1968年生まれ。秩父銘仙・新啓織物の2代目。織物商社で15年勤務したのち、36歳で家業へ入る。独自の糸使いで作られた秩父銘仙は高い評価を得ている。
新啓織物の創業は1970年。私の父は小学校を出てから織物を作る機屋(はたや)に勤めて、その後独立して織物を作るようになりました。
秩父銘仙は、かつて秩父が誇る一大産業でした。当時の秩父は、地域に暮らしている人の約7割が、糸偏(いとへん)と呼ばれる織物関係で生計を立てていたという織物のまち。西武秩父駅からうちの工場まで歩いてくる間に、聞こえてくる機音がまったく途切れなかったのだと父がよく話してくれました。

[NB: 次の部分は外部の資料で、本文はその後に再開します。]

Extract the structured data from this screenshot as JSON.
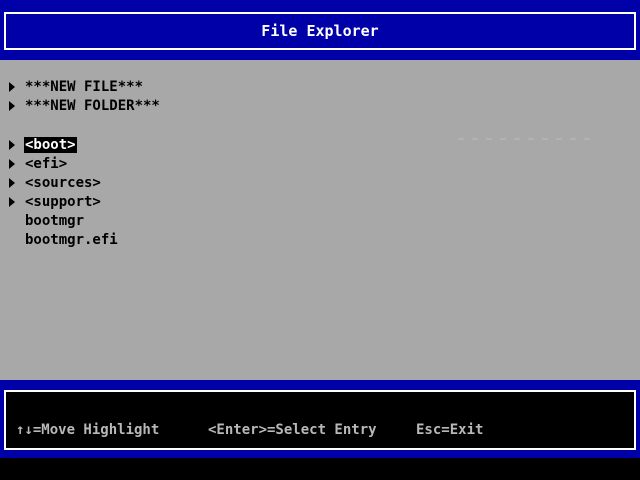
{
  "title": "File Explorer",
  "colors": {
    "title_bg": "#0000a8",
    "body_bg": "#a8a8a8",
    "highlight_bg": "#000000",
    "highlight_fg": "#ffffff",
    "footer_text": "#b8b8b8"
  },
  "actions": [
    {
      "label": "***NEW FILE***",
      "icon": "triangle-right-icon"
    },
    {
      "label": "***NEW FOLDER***",
      "icon": "triangle-right-icon"
    }
  ],
  "entries": [
    {
      "label": "<boot>",
      "type": "folder",
      "selected": true
    },
    {
      "label": "<efi>",
      "type": "folder",
      "selected": false
    },
    {
      "label": "<sources>",
      "type": "folder",
      "selected": false
    },
    {
      "label": "<support>",
      "type": "folder",
      "selected": false
    },
    {
      "label": "bootmgr",
      "type": "file",
      "selected": false
    },
    {
      "label": "bootmgr.efi",
      "type": "file",
      "selected": false
    }
  ],
  "footer": {
    "move": "↑↓=Move Highlight",
    "select": "<Enter>=Select Entry",
    "exit": "Esc=Exit"
  }
}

もともと、秩父はどこの農家 でもお蚕を育てていた養蚕の盛んな地域です。いい繭は現金化するために出荷して、お金にならないくず繭を、農閑期に農家が糸にして織った太織(ふとり)が秩父銘仙の始まりです。江戸時代の中期以降に評判になり、織物産業が盛んになっていきます。
秩父銘仙の代名詞「ほぐし織り」の先駆けとなる技術が考案されたのは1908年。秩父の隣町に住む坂本宗太郎氏が「ほぐし捺染」(型染め)の特許を一部取得したことにより、技術革新が進みました。その後の開発で、それまでの無地や縞格子柄から、大胆な先染めの模様をあしらった秩父銘仙を作れるようになったのです。